Subjects were tested for sensory thresholds (cold, warm, mechanical), heat pain thresholds, mechanical temporal summation (TS) and 'diffuse noxious inhibitory control' (DNIC) effect. For autonomic assessment, HRV was recorded during baseline, pain and post pain. The heart beats ratios of deep breathing test and Valsalva manoeuvre were calculated.
PainfulNP patients showed significantly higher warm sensation thresholds (p=0.026), higher TS (p=0.02) and less efficient DNIC (p=0.05), in comparison to nonpainfulNP patients. Correlations were found between spontaneous pain level and cold sensation thresholds in the foot and forearm (r=-0.4; p=0.043, r=-0.54; p=0.007, respectively), TS (r=0.52; p=0.005), and DNIC (r=-0.40; p=0.05). DNIC and TS were also inter-correlated (r=0.56; P=0.004). Regarding the autonomic function; higher parasympathetic function was associated with lower pain scores (r= 0.56; p=0.0083), higher adaptation (r= -0.495, p=0.022) to tonic heat pain stimulation and more efficient DNIC (r=0.47; p=0.03). However, no correlations were found between autonomic function and spontaneous pain.
Among controls, higher parasympathetic function was associated with lower pain scores (r= -0.485, p=0.007) and higher adaptation (r= -0.578, p=0.0008) of tonic heat pain stimulation.

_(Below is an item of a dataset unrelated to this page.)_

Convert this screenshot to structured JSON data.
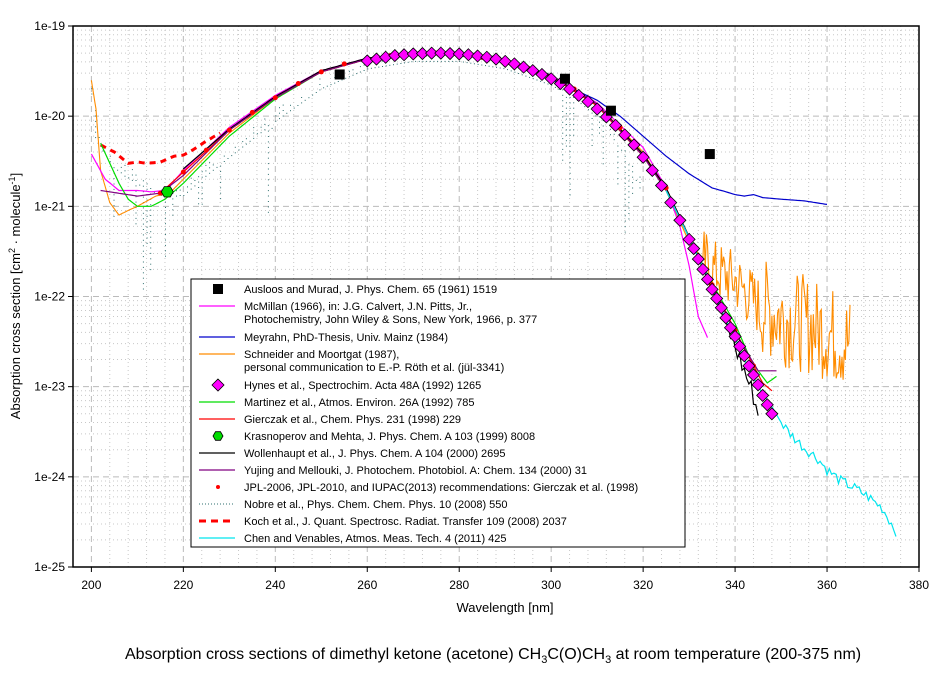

PainfulNP patients had higher loss of sensation which reflects more severe neuropathy and, in line, an enhanced pain modulation with higher TS and less efficient DNIC. We suggest that pain modulation is more pronociceptive among painfulNP patients. Pathophysiologically it is either a priori pronociceptive system that facilitates the neuropathy into being painful, or a priori normal pain modulation system is enhanced in the presence of pain.
In addition, inverse relationship between parasympathetic function and experimental pain were found among patients and healthy groups. These relationships are probably emanated from the neuro-anatomical connections between autonomic and pain-processing brain centers.